WKYT Investigates | COVID confusion
Initial coronavirus symptoms are common signs for other illnesses, too. That can cause problems for patients.
CARLISLE, Ky. (WKYT) - Lakyn Reid has always spent a lot of time in the woods, hiking, hunting and just enjoying nature. Now, though, she’s hesistant to go out.
“My life drastically changed,” she said. “Forever.”
Reid now spends hours each week, instead of outdoors, inside doctor offices dealing with chronic issues she believes could have been avoided.
One difficulty with the coronavirus is that symptoms are general and often mild, which can make it easy to confuse with other sicknesses. That is the confusion Reid ran into, when what eventually were diagnosed as tick-borne illnesses were initially confused for COVID.
“I was absolutely terrified,” Reid said. “And then it just got to the point I was so sick, being scared wasn’t even an option anymore.”

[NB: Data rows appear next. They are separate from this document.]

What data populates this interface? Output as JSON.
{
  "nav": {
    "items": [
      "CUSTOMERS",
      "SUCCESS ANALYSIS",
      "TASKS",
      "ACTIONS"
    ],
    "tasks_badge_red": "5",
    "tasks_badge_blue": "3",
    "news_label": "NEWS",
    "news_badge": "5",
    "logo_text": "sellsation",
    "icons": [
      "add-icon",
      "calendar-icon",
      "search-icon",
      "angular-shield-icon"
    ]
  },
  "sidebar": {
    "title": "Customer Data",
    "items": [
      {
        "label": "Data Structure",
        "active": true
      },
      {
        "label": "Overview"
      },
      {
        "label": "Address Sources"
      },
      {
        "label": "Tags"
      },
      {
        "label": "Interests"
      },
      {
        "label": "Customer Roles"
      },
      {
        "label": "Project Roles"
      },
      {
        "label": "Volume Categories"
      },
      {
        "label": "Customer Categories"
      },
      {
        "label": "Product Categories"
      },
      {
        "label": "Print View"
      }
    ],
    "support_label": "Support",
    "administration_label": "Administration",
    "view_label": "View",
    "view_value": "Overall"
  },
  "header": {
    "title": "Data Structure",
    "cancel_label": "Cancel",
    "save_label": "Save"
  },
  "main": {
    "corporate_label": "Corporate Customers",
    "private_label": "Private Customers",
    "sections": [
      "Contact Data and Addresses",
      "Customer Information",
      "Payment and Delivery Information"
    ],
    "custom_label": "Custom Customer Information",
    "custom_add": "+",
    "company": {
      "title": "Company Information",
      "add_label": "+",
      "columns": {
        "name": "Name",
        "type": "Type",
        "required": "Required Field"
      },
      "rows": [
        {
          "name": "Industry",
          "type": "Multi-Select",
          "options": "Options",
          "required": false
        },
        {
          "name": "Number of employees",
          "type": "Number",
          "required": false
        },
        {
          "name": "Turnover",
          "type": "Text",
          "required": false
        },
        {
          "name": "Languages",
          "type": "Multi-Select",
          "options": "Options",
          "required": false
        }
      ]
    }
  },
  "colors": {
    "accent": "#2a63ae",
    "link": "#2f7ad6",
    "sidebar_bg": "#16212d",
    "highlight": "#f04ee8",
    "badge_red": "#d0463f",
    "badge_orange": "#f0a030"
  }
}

Reid says she has been diagnosed with Lyme Disease and Rocky Mountain Spotted Fever (RMSF), both of which are caused by ticks. But it took time for Reid to get the right treatment because of confusion over what her symptoms showed.
Advocates say she is not the only one.
“We’re having patients that are tested several times for COVID, and then later on finding that it was Lyme Disease,” Vicki Petsy, president of the Kentucky Lyme Disease Association told WKYT’s Garrett Wymer. “And this is happening too much.”
The problem is that initial symptoms can be similar. For Reid, that meant shortness of breath, headache, fever and chills.
“That sounds like a lot of things we’re dealing with right now, especially because of COVID,” said Dr. Ryan Stanton, an emergency physician speaking in general about the symptomatic similarities. “A lot of these are very difficult, very vague, to identify, especially when we’re in the middle of a pandemic where we’re so laser-focused on one particular virus.”
Reid says she was tested seven times for the coronavirus and tested negative each time.
The Centers for Disease Control and Prevention considers Kentucky part of the region where RMSF and Ehrlichiosis (another tick-borne illness) are most common. Lyme Disease used to be less common in Kentucky, but CDC data shows cases increasing in recent years. Still, cases are relatively rare.
Lyme Disease is known for a bullseye rash, which could have made it easier to figure out for Reid, but not everyone gets it. Reid says she did not, although she did eventually get a rash on her face.
“I was a completely healthy person before all of this,” Reid said. “I was normal before this. Then when the tick bite happened everything changed.”
Reid thinks she was exposed to a tick while out hiking earlier this year in eastern Kentucky. She knows she was bitten by another one in May.
Experts say prompt treatment is important with tick-borne illnesses like Lyme Disease to avoid chronic issues moving forward. Reid says, for her, it was two weeks from the time her symptoms first showed up before she was diagnosed and began getting treated with the proper antibiotics.
As she continues to deal with symptoms and other problems, Reid says she does not know what to expect now.
“It’s kind of scary to think about the outlook and the future,” she said, “but I’m trying to get through it day by day, make adjustments to my life, be as healthy as I can and take every day as it comes.”
Reid is trying to keep a positive outlook - from the inside looking out - and hoping someday to get back to the outdoors she loves so much.